Authored by hokein on Oct 4 2022, 12:55 AM.

Details

Summary

Prune the search space -- If we know offset(LastFileIDLookup) < SearchOffset, we
can prune the initial binary-search range from [0, end) to [LastFileIDlookup, end).

It reduces the binary search scan by ~30%.

SemaExpr.cpp: 1393437 -> 1035426
FindTarget.cpp: 1275930 -> 920087

Linux kernel:
getFileIDLocal: 2.45% -> 2.15%

Diff Detail

Event Timeline

hokein created this revision.Oct 4 2022, 12:55 AM
Herald added a project: Restricted Project. · View Herald TranscriptOct 4 2022, 12:55 AM
hokein requested review of this revision.Oct 4 2022, 12:55 AM
Herald added a project: Restricted Project. · View Herald TranscriptOct 4 2022, 12:55 AM

Nice!

clang/lib/Basic/SourceManager.cpp
799

hmm, while here, why not just get rid of I and use GreaterIndex throughout?

Of its uses: line 806 and 815 would be clearer, 814 would be less clear, 796 and 813 are the same, and 827 goes away entirely.

(This is a little thing to nitpick, but I always hate trying to read this function)

810–811

this comment duplicates your new one above

902–903

is the same optimization available here?
I think getFileIDLoaded() is important for module builds and when we use PCH.
Though admittedly I don't think this is relevant to the lexer path we've been looking at: those locations should always be local.

hokein updated this revision to Diff 465298.Oct 5 2022, 12:34 AM
hokein marked 2 inline comments as done.

Remove the I variable, use GreaterIndex instead.

clang/lib/Basic/SourceManager.cpp
902–903

Yeah. That's my next step. I plan to send a separate patch for it.

sammccall accepted this revision.Oct 5 2022, 12:54 AM
sammccall added inline comments.
clang/lib/Basic/SourceManager.cpp
810

Just checking: we decrement GreaterIndex without a bounds check in the loop and then dereference it in the loop.

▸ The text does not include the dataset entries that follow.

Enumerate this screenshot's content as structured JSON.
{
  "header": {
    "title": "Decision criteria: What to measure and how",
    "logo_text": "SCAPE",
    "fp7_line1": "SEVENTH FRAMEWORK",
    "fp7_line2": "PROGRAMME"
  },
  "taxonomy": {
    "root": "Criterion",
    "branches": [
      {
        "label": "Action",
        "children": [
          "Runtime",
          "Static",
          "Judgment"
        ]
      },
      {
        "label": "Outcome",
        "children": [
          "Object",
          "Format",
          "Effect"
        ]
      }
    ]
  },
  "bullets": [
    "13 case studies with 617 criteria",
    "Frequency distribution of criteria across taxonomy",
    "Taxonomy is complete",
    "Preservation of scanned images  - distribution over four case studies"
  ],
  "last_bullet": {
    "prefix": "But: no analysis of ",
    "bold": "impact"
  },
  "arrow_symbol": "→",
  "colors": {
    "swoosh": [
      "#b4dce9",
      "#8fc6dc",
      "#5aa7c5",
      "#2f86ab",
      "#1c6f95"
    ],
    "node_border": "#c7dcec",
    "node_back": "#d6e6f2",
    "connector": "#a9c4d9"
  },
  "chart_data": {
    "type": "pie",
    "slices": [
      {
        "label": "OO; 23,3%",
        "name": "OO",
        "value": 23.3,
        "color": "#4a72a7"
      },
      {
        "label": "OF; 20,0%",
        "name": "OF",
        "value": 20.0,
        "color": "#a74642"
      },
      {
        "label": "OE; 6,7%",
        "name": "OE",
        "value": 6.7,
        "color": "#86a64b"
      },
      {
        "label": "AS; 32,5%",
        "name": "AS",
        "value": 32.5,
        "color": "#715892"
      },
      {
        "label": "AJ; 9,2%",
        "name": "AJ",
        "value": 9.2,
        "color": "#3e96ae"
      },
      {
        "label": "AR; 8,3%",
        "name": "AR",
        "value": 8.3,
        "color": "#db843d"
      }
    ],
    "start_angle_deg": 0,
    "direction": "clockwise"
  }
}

I guess this is safe because:

  • in the case where it's equal to size(), it's nonzero due to a dummy entry at 0 (and unchanged in this patch)
  • in the case where the cache is used, it's also nonzero (guarded)

Maybe this is worth an assertion?

This revision is now accepted and ready to land.Oct 5 2022, 12:54 AM
hokein updated this revision to Diff 465325.Oct 5 2022, 2:43 AM
hokein marked an inline comment as done.

add an assertion.

nickdesaulniers accepted this revision.Oct 6 2022, 12:01 PM
nickdesaulniers added inline comments.
clang/lib/Basic/SourceManager.cpp
800

Consider renaming this LesserIndex which matches with GreaterIndex better.

800

So this comment was wrong?

hokein updated this revision to Diff 465988.Oct 7 2022, 12:36 AM
hokein marked an inline comment as done.

update

clang/lib/Basic/SourceManager.cpp
800

This comment was true before the patch. I have updated it to match the current code.

800

I'm not sure, it doesn't seem to be much better (I'm leaning towards keeping it as-is).

810

yes, exactly. added an assertion.

This revision was landed with ongoing or failed builds.Oct 7 2022, 12:37 AM
This revision was automatically updated to reflect the committed changes.